Les mesures doivent encore faire leur chemin dans les instances européennes, mais Ursula von der Leyen se dit "sûre qu'une telle modification ciblée pourrait être approuvée rapidement par le Parlement européen et le Conseil". Franceinfo vous résume le contenu de ce plan contesté.
Un assouplissement des objectifs de baisse des émissions
Si Ursula von der Leyen a vanté, lundi, "la transition vers une mobilité plus propre", et donc moins émettrice en CO2, elle a aussi accédé à une demande des constructeurs. La Commission va en effet proposer "ce mois-ci, une modification ciblée du règlement sur les normes en matière de CO2 pour les voitures et les camionnettes", détaille un communiqué. Ce mécanisme de flexibilité vise à éviter aux constructeurs automobiles, en retard sur les objectifs de réduction des émissions de CO2 de leurs véhicules, de payer des amendes en 2025. Il consistera à prendre en compte les émissions sur trois ans, de 2025 à 2027, au lieu d'une seule année. Toutefois, l'objectif de vendre uniquement des véhicules neufs à zéro émission de CO2 à partir de 2035 "est maintenu", assure Stéphane Séjourné.
Cet assouplissement représentait une revendication majeure des constructeurs. L'Association européenne des constructeurs automobiles (ACEA) a d'ailleurs aussitôt salué "un premier pas dans la bonne direction", Volkswagen se félicitant de cette "approche pragmatique".
Les ONG dénoncent, elles, "un cadeau sans précédent à l'industrie automobile européenne", a regretté Transport & Environnement. Cette flexibilité risque par ailleurs de "retarder l'arrivée de modèles électriques abordables pour les consommateurs", selon le Conseil international du transport propre (ICCT), alors que les Renault Twingo et consorts sont attendues pour démocratiser cette technologie. Les émissions de CO2 supplémentaires liées à cette flexibilité pourraient atteindre 50 mégatonnes, selon l'ICCT, soit les émissions annuelles de 50 centrales électriques au charbon. Dans leur communiqué, les associations soulignent que "c'est pourtant une course contre-la-montre qui est en cours, face aux autres constructeurs internationaux et face au changement climatique".

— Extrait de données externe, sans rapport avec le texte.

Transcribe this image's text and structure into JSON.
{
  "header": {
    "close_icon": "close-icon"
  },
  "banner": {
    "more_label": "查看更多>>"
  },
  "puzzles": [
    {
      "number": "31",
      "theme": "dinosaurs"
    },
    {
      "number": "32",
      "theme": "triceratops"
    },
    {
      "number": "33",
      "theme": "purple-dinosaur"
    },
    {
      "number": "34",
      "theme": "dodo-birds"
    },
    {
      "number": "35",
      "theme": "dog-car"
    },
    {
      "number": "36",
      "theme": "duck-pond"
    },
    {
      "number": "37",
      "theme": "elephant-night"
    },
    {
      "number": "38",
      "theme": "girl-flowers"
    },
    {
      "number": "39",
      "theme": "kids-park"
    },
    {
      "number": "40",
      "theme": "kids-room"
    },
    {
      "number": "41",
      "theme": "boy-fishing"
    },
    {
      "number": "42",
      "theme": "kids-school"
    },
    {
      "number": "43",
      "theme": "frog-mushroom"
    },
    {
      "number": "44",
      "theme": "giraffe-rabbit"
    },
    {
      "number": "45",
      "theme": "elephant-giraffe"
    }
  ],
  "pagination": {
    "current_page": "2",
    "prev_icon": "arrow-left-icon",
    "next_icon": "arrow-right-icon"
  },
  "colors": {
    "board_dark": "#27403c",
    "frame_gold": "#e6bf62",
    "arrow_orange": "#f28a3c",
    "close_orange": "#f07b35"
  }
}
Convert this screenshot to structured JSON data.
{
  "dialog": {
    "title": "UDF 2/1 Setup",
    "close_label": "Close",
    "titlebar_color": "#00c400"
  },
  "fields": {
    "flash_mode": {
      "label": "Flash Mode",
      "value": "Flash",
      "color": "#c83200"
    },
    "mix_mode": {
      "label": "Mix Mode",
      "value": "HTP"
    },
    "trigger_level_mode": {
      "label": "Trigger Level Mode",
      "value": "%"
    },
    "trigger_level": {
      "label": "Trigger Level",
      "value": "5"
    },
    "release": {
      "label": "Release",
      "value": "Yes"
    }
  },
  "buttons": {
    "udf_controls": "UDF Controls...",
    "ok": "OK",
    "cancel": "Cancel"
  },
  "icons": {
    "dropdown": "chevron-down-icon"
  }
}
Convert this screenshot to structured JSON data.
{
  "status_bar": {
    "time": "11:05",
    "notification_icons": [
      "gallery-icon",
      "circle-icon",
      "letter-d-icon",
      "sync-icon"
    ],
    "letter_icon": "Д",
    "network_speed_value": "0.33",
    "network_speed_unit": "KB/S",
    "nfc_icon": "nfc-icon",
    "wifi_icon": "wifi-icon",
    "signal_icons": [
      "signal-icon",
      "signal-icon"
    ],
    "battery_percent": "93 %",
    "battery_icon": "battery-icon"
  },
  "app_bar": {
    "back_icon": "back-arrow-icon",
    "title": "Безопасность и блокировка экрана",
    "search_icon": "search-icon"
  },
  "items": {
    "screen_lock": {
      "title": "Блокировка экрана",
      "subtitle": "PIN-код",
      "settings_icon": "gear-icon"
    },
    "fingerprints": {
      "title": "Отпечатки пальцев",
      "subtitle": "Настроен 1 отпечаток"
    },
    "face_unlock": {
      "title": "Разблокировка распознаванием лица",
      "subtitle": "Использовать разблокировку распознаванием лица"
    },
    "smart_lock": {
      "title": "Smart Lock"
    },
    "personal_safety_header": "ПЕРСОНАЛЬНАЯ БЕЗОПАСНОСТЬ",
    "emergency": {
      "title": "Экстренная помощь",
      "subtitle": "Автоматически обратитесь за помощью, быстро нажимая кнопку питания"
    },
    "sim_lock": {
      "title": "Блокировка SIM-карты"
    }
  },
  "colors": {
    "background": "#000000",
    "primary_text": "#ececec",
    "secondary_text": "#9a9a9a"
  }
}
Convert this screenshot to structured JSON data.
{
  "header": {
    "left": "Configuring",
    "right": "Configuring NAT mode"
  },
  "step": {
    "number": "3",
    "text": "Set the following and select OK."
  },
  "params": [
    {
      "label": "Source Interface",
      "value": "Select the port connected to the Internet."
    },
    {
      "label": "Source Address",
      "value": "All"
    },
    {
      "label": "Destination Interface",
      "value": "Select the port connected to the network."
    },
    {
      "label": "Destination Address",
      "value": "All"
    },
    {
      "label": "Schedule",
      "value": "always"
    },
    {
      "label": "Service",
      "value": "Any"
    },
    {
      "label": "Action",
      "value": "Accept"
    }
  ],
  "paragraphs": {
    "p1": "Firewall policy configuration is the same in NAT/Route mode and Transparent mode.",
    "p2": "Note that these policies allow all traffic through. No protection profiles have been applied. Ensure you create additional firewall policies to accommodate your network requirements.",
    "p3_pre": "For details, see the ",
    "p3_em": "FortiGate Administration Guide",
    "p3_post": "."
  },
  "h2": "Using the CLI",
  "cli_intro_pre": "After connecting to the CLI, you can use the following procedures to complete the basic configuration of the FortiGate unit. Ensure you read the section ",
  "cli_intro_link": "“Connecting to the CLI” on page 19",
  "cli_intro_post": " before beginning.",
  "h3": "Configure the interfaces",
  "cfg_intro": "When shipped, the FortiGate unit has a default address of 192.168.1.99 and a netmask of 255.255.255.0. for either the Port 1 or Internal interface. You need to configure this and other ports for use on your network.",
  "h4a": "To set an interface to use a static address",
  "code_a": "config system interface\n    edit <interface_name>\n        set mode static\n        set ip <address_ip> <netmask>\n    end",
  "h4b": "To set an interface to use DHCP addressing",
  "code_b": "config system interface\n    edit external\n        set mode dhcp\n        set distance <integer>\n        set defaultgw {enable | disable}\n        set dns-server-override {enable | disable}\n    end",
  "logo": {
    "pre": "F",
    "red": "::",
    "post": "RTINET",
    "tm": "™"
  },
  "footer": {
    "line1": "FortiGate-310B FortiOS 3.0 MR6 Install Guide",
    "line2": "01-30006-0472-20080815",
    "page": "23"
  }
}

Une alliance pour l'innovation automobile
L'Union européenne va ainsi autoriser et soutenir la mutualisation de ressources pour le développement de logiciels et de technologies de conduite autonome, des domaines où les économies d'échelle sont cruciales. De tels partenariats sont traditionnellement limités par les règles de concurrence. "Nous avons besoin d'une forte impulsion dans le domaine", a déclaré la présidente de la Commission, lundi.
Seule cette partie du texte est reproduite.